Multiple steatocystoma (Steatocystoma multiplex, multiple fatty cyst, pilosebocystomatosis) is an autosomal dominantly inherited acne-like dermatosis that predominantly affects men. Cysts may be present at birth or develop shortly after birth. Clinically, the disease is characterized by soft or dense multiple cystic nodes with a diameter of several millimeters to 1.5 cm. The rashes are localized mainly on the chest, in the sternal area, less often on the scrotum, back, and less on the upper extremities. The disease is asymptomatic, and sometimes secondary infection is possible.

Miliary disseminated lupus of individuals (Lupus miliaris disseminatus faciei - acne agminata) - this rare disease was previously called cutaneous tuberculosis. It is characterized by small, brownish-red, rough lesions that resemble acne papules. Rashes typically occur in the infraorbital zone and on the eyelids, as well as in areas uncharacteristic of endogenous acne. When pressed with a glass spatula, a yellow tint may appear as a manifestation of granulomatous inflammation with a curdled mass in the center, although there is no M. tuberculosis infection.

Pityrosporon follikulitis , an infection of P. ovale, is expressed by various types of rashes such as erythematosquamous dermatitis or pityrosporon folliculitis, which is very similar to papulopustular acne. Among the differences are moderate peeling, the absence of pustular rashes and comedones, most often limited inflammation that occurs along with itching.
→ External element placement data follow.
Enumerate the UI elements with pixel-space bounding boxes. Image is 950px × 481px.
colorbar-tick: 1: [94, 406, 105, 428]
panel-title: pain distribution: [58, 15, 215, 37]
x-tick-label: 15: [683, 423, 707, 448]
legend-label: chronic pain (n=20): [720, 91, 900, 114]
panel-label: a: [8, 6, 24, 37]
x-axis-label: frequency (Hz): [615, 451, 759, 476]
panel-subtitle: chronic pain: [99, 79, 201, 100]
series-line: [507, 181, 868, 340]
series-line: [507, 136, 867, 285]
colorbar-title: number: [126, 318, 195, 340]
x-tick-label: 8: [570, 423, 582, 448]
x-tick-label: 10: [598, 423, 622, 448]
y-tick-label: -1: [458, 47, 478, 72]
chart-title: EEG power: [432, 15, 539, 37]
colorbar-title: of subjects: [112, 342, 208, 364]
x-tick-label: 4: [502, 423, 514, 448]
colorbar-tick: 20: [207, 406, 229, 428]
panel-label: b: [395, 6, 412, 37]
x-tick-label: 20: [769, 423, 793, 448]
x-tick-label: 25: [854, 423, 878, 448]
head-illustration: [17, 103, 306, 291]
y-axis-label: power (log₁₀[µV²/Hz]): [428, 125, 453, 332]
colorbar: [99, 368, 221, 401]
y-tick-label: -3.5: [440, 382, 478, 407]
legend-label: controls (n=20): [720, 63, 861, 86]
It should be noted that inflammatory lesions in chronic facial dermatoses leave behind post-inflammatory spots, hypo- or hyperpigmentation, which can persist for 6–12 months, residual erythema, which can be observed for a month after the disappearance of the rash. Deep lesions, in particular cysts, can lead to the formation of atrophic, hypertrophic and even keloid scars. Currently, the term “post-acne” has been adopted in dermatocosmetology, combining a whole symptom complex of secondary rashes that develop as a result of the evolution of various forms of acne and acneiform dermatoses. And since the requirements for appearance in modern society are constantly increasing, the search for new alternative schemes for the treatment and rehabilitation of the skin does not stop.